Under the rules of the Basel III, the required stable funding factor (RSF) for unallocated gold and silver is raised to 85%. This would require bullion “banks to maintain a stable funding profile in relation to the composition of their assets and off-balance sheet activities.”

The London Bullion Market Association (LBMA) and the World Gold Council (WGC) submitted a protest paper (send on May 5th 2021) in response to the Basel III rules titled – The Impact of the NSFR on the Precious Metals Market.

The protest document, a 58 page explanation of the precious metals unallocated trading market, brought to light some potentially damaging claims to how the precious metals markets operate. One such claim suggests the new rules will “curtail central bank operations” as well as claims that these operations are essential for offsetting storage costs.

The paper insists the new rules will force some clearing banks to “exit the clearing and settlement system, which may even be at risk of collapsing completely.” Perhaps the largest fear of the LBMA and WGC is their expectation the new rules will “prevent LPMCL clearing banks from holding unallocated metal and drain essential liquidity from the clearing and settlement system.”

The rules are expected to go into affect for European banks at the end of June of 2021 and in the UK in January of 2022.

You can read further the document executive summary and link directly to the LBMA website:

The LBMA and WGC response executive summary to the Basel 3 rule changes.
The LBMA and WGC response executive summary to the Basel 3 rule changes.

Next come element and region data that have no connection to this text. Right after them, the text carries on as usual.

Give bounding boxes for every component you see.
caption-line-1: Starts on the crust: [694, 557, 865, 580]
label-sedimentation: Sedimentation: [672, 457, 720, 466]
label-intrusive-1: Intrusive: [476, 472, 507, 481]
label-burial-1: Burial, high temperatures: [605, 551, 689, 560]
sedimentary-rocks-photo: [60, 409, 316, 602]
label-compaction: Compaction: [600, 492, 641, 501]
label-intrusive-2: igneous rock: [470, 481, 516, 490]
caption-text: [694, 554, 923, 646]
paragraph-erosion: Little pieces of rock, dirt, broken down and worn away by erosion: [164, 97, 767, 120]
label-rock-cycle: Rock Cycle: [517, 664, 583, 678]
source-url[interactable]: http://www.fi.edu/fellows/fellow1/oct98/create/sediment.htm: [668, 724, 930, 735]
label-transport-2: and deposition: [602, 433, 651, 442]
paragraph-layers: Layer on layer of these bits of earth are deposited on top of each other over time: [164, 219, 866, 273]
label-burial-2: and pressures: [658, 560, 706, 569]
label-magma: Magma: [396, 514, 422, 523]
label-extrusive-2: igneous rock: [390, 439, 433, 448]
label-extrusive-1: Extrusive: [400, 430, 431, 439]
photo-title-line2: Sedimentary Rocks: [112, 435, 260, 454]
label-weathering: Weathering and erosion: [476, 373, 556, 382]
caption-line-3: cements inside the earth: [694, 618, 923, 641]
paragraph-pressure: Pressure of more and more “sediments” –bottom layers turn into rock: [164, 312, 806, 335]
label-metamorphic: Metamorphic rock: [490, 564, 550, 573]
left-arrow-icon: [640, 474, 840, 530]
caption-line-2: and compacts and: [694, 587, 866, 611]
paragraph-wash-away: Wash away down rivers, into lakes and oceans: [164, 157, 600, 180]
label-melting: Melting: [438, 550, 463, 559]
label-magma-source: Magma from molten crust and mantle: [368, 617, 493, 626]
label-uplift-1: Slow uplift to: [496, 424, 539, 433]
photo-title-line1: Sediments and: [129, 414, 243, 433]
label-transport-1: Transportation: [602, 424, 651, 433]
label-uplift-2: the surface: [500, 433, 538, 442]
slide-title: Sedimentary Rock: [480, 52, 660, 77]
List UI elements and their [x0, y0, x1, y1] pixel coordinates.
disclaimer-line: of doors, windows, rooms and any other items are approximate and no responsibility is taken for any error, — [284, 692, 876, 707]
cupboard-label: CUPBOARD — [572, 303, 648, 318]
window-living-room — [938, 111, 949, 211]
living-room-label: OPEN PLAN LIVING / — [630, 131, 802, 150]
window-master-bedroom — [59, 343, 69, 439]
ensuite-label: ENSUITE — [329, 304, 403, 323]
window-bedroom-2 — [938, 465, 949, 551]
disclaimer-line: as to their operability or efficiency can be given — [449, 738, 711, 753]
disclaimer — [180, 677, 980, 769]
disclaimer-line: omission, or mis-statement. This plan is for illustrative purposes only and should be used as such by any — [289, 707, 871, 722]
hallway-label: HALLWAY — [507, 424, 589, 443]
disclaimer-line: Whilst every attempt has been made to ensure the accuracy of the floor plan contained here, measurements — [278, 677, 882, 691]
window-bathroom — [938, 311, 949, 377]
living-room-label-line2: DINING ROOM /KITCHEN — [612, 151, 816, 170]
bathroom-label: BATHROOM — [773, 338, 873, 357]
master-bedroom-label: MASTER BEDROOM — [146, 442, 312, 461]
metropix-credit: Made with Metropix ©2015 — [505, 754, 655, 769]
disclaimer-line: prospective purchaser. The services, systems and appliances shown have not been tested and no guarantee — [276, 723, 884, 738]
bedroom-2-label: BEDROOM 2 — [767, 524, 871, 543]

https://www.lbma.org.uk/articles/lbma-responds-to-prudential-regulation-authority-consultation

Unallocated gold and silver products offer investors the chance to buy into a pool of gold and silver credit at a lower cost and premium than owning and storing precious metals in the denomination of their choosing. These unallocated products act as deposits to the bank, similar to a checking and savings account, and become the banks property with the investor holding the liability. The bank then puts the unallocated gold and silver to use for their own benefits.

One of the key uses of unallocated gold and silver at banks is the use of idle stock as reserves. Although a bank is not able to record your property in its reserves, unallocated metals become the banks property and can therefore be used legally. According to the London Bullion Market Association (LBMA) and the World Gold Council (WGC), these unallocated gold and silver deposits are “[…] used by the clearing banks to clear and settle physical metal transactions between market participants. This unallocated metal is fungible and, as such, provides the liquidity of the clearing and settlement system.”

In the case of a bank failure or a financial liquidity crisis, the bank holding your unallocated gold and silver can be forced to sell to pay their own debts and obligations. This counterparty risk exposes the investor to the global credit market.